O mercado brasileiro vive um fenômeno curioso. Mesmo com o Ibovespa acumulando forte alta nos últimos meses, as operações que apostam na queda — o famoso “aluguel de ações” para vender a descoberto — explodiram. Segundo dados do DataWise+ (B3 + Neoway), o volume movimentado saltou de R$ 216 bilhões para R$ 332 bilhões entre outubro de 2024 e outubro de 2025, um crescimento de 53% em apenas um ano.

Por que tantos estão apostando na baixa

O rali da Bolsa, somado aos juros elevados e à oscilação das commodities, fez muitos investidores acreditarem que parte do mercado corre o risco de devolver ganhos. Nesse ambiente, operações de venda a descoberto deixam de ser exceção e viram ferramenta estratégica.
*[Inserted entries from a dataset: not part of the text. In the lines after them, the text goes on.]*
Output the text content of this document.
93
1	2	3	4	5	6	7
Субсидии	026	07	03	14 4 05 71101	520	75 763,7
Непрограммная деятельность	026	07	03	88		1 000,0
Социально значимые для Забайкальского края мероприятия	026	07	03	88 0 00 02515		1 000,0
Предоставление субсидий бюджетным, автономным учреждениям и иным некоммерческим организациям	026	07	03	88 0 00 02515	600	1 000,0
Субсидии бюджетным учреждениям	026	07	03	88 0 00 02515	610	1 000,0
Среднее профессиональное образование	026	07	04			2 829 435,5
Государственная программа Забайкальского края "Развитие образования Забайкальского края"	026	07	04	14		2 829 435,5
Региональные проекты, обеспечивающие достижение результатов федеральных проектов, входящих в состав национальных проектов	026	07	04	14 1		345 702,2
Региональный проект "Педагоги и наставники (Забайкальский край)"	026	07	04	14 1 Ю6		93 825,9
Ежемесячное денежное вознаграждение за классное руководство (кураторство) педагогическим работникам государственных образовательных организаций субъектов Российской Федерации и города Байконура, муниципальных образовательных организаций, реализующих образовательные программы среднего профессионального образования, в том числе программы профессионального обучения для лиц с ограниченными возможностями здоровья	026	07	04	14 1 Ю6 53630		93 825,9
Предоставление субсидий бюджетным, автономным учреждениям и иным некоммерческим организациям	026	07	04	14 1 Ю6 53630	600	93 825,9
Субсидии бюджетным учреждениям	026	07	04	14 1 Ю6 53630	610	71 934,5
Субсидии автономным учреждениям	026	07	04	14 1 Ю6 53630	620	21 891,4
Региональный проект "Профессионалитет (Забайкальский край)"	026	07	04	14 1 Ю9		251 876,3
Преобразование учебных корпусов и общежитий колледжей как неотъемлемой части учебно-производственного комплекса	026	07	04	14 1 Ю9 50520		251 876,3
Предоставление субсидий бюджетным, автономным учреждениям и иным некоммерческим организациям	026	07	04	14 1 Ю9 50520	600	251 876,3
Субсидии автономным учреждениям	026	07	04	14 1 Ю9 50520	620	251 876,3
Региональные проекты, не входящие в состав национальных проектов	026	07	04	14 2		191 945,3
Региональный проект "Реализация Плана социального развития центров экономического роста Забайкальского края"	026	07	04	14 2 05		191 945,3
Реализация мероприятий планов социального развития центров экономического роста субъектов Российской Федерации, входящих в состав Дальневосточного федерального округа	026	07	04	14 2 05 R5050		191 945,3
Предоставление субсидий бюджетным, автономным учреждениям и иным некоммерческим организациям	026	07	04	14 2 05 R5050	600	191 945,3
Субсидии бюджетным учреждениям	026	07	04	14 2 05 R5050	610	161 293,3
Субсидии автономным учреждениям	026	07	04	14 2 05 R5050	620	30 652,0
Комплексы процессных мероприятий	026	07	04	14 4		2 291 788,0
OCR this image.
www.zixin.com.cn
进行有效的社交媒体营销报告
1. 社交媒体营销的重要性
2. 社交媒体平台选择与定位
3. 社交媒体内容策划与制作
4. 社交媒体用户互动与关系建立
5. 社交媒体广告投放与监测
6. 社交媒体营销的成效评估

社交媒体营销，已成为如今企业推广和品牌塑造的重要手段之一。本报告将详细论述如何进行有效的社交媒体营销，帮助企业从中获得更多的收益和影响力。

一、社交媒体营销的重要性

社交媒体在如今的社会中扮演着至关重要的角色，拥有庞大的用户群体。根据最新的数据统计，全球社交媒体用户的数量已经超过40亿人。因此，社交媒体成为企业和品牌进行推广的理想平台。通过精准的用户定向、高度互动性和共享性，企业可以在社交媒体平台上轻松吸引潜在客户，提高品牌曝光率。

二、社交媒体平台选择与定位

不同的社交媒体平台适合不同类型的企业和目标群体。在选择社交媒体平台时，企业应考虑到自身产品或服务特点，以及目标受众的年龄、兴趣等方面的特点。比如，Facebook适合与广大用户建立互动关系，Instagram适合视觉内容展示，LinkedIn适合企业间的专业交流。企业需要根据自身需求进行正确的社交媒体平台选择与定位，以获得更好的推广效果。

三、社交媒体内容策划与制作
Quando um investidor acredita que determinado papel vai cair, ele aluga as ações, vende imediatamente e recompra mais barato quando o preço cai — devolvendo ao dono original e ficando com o lucro.

Ao contrário de uma compra tradicional, essa operação exige pouco desembolso inicial, pois envolve apenas o pagamento da taxa de aluguel. Mas o risco corre na mesma proporção: se o ativo sobe, o prejuízo escala rápido.

O efeito dominó dos “espremidos”

Quando muitos investidores apostam conjuntamente na queda e o papel começa a subir, acontece a corrida para recomprar ações antes que as perdas piorem. Essa pressão acelera a alta. É o chamado short squeeze — um dos eventos que mais assusta quem está vendido.

Quem mais está por trás desse movimento

Os fundos continuam sendo protagonistas dos dois lados do balcão: tanto como tomadores (47% das operações) quanto como doadores (41%). As pessoas físicas apareceram com força entre os doadores, representando 33% dos ativos ofertados para aluguel — um modo de gerar renda extra com a própria carteira. No terceiro trimestre, a remuneração recebida pelos doadores chegou a R$ 76,8 milhões, alta de quase 16% em um ano.

Commodities, juros e incerteza: juntos, eles influenciam

As grandes empresas de commodities também ajudam a explicar o aumento das vendas a descoberto. Petrobras enfrentou volatilidade no petróleo, longe da expectativa inicial de preços acima dos US$ 80. Na Vale, o minério chegou a recuar 10% em abril, alimentando revisões pessimistas. E, com juros no maior nível em uma década, cresce a sensação de que parte das ações pode estar “adiantada” em relação aos fundamentos.

O mercado de aluguel como termômetro de maturidade

O aumento expressivo das posições vendidas não é sinônimo de pessimismo generalizado. Pelo contrário: ele mostra um mercado mais sofisticado, com investidores usando instrumentos para expressar visões mais complexas sobre preço e risco. Para quem investe no longo prazo, o movimento tem até um efeito colateral positivo: maior demanda por aluguel significa mais renda para quem empresta seus papéis.

A Bolsa em equilíbrio: compradores confiantes e vendedores atentos

No fim das contas, o crescimento das apostas na queda é reflexo de uma Bolsa madura, com diferentes teses convivendo ao mesmo tempo. Há quem veja espaço para mais alta; há quem antecipe correções. E no meio dessas duas narrativas, um mercado de aluguel robusto, líquido e cada vez mais relevante — sustentando o diálogo entre otimismo, cautela e oportunidade.